The middle kingdom is rewriting the rules on trade, technology, currency, climate — you name it

Back when President Obama lived in Indonesia, in the late 1960s, China loomed as a malign force to the north, where communist cadres plotted to export their revolution to the rest of Asia. The Jakarta he’ll visit later this month has an entirely different attitude toward the People’s Republic. Local companies are doing deals in yuan, the Chinese currency, rather than dollars. If Jakarta gets in financial trouble, as it did back in 1997, it will be able to call on a $120 billion regional reserve fund, an Asia-only version of the International Monetary Fund due to be launched this month, bankrolled in part by China’s massive foreign-exchange reserves. Asia’s key economic political issues are no longer being hashed out on trips like Obama’s — between individual nations and the United States — but at summits that include only China, Japan, South Korea, and the Southeast Asian countries. “China has been instrumental in this shift in focus from ‘Asia-Pacific,’ which was largely about the U.S. and Japan, to ‘East Asia,’ which has China at the center,” says Martin Jacques, author of When China Rules the World.

Fair enough: everyone understands that China deserves a big say in what goes on in its neighborhood. But what most people haven’t noticed yet is that Beijing also wants to write — or, at least, help write — new rules of the road for the world. “China now wants a seat at the head of the table,” says Cheng Li, director of research at the John L. Thornton China Center at the Brookings Institution. “Its leaders expect to be among the key architects of global institutions.”

It’s easy to forget that big international bodies like the IMF and the World Bank were created by just a few nations, led by the United States. These economic organizations have global reach, but that globe used to be dominated by the American superpower, and their policies were suffused with U.S. values. When Beijing was a small-stakes player its leaders didn’t always like the setup, but they lived with it, even facing down fierce grassroots opposition to join the World Trade Organization.

But now China has more worldwide clout, and public opinion at home has taken on a combative (and sometimes downright jingoistic) tone. So with one eye on China’s national interests and the other on domestic critics accusing the regime of “coddling” the West, Beijing has begun to push harder to reshape international systems to make them more China-friendly (and, in the process, to raise the regime’s chances of survival).

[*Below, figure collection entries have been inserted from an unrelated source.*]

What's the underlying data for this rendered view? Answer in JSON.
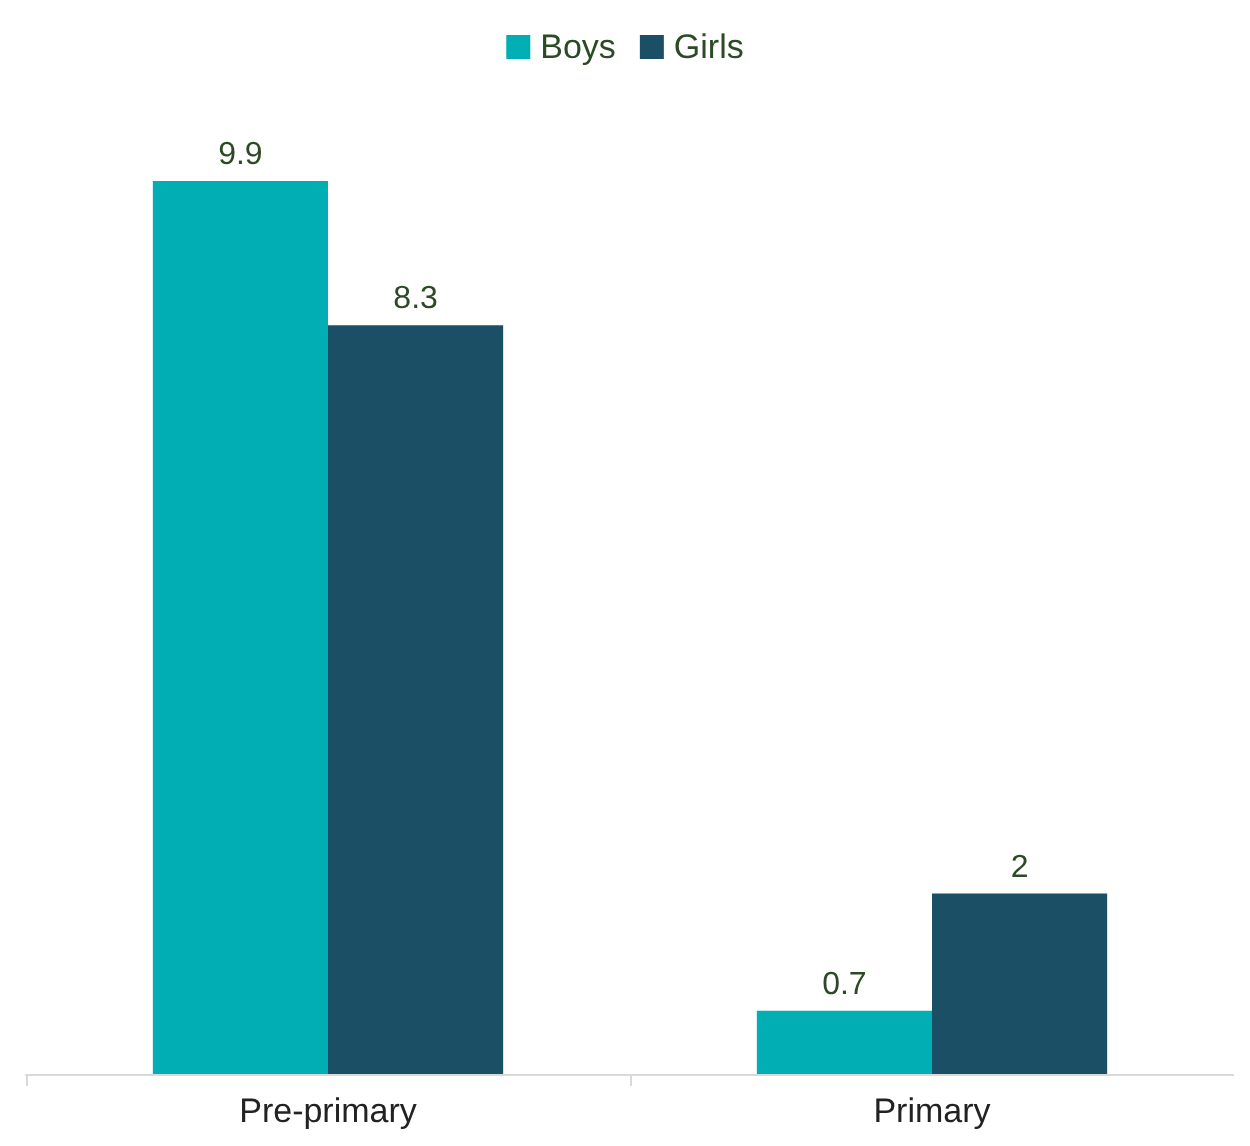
{
  "chart_data": {
    "type": "bar",
    "categories": [
      "Pre-primary",
      "Primary"
    ],
    "series": [
      {
        "name": "Boys",
        "color": "#00aeb3",
        "values": [
          9.9,
          0.7
        ]
      },
      {
        "name": "Girls",
        "color": "#1a4f66",
        "values": [
          8.3,
          2
        ]
      }
    ],
    "data_labels": true,
    "legend": "top"
  }
}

Ironically, U.S. officials often complain that Beijing isn’t more involved in running the world — declining to help security efforts in Afghanistan, for instance. But in most such cases, China is being asked to take part in a system it didn’t set up — one it views as inherently biased in favor of the West. The Chinese are far more eager to participate in groups they’ve had a hand in building, like the Shanghai Cooperation Organization, a sort of Central Asian NATO in which China (as might be guessed from the name) plays the leading role. While that alliance started out as something of a joke in 1996, it’s grown into a pillar of regional security.

Similarly, Beijing’s efforts to push the yuan as a rival to the dollar are now making tentative progress. In the last few months, China has inked $100 billion in currency-swap agreements with six countries, including Argentina, Indonesia, and South Korea. The yuan has become an official trading currency between Southeast Asia and two Chinese provinces along its periphery. “The yuan will next be used as a trading currency with India, Pakistan, Russia, Japan, and Korea,” says Gu Xiaosong, director of the Institute of Southeast Asian Studies in Nanning.

Those countries will eventually be able to use the Chinese currency for deals between each other. And in an-other low-profile but important step toward making the yuan a freely convertible, international currency, Beijing issued its first international bond offering in Hong Kong late last year.